10 miles
Yep, weekly total…Sad, Sad Strides
Wonder where I’ve been the last week? Let me share a little remake of a song to explain:
It’s been one week since you sneezed on me,
Gave me strep throat and sip on my green tea.
Five days since I got the flu,
Fever after fever and chronic fatigue too.
Three days since I got to run,
Watching Boston training go, and realize there’s been none.
Yesterday the fever’s gone,
But it will be two weeks before I finally get a good run.
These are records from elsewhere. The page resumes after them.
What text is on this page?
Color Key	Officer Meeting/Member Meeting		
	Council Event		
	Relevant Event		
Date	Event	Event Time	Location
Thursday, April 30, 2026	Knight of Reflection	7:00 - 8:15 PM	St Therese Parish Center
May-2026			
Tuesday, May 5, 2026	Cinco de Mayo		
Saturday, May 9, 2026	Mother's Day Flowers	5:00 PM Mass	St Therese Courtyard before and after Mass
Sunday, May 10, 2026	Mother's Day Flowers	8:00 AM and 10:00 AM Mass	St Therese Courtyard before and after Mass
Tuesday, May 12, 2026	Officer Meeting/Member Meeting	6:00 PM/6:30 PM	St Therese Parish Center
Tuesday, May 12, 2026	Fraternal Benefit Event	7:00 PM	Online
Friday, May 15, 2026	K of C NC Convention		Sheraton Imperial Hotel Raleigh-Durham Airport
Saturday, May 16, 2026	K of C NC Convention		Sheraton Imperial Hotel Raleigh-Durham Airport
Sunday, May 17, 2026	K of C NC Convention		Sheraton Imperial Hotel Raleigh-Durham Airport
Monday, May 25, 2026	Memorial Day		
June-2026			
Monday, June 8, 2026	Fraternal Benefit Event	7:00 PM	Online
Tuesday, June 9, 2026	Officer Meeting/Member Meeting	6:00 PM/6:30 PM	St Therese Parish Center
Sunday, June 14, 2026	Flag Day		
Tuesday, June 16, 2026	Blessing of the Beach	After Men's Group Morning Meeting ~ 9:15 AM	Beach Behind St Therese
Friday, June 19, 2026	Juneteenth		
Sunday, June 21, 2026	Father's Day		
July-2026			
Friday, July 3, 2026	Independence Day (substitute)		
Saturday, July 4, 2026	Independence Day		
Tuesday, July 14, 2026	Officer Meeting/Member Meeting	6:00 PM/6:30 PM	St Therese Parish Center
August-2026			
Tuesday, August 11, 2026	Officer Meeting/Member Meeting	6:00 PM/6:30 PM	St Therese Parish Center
Yep, the hazmat suit didn’t work and my week looked a lot like this:
Back in December, when I got the famed, 100 days until Boston email I was all gung ho, printed out my training plan (who am I?), stocked up on Nuun and energy gels and was ready to rock it from here to April.
I had my hopes pinned on this….
Instead, it’s been set back after set back after setback. Hurt feet, onslaught of flu viruses, sick kids, sick me, etc. Instead of sipping electrolytes to hydrate before, during or after long runs – I’m pounding it to stay hydrated from relentless fevers. My long run weekends have capped out at 14. And I have 7 weeks until the race.
I think it’s time for me to officially say goodbye to my 3:20-something goal to ring in my 32nd birthday.
So I need your advice.
How do I get back on track?
How do I adjust marathon training when I know my body’s nowhere near 100%?
Can I get from a 14 mile base to marathon ready in 7 weeks?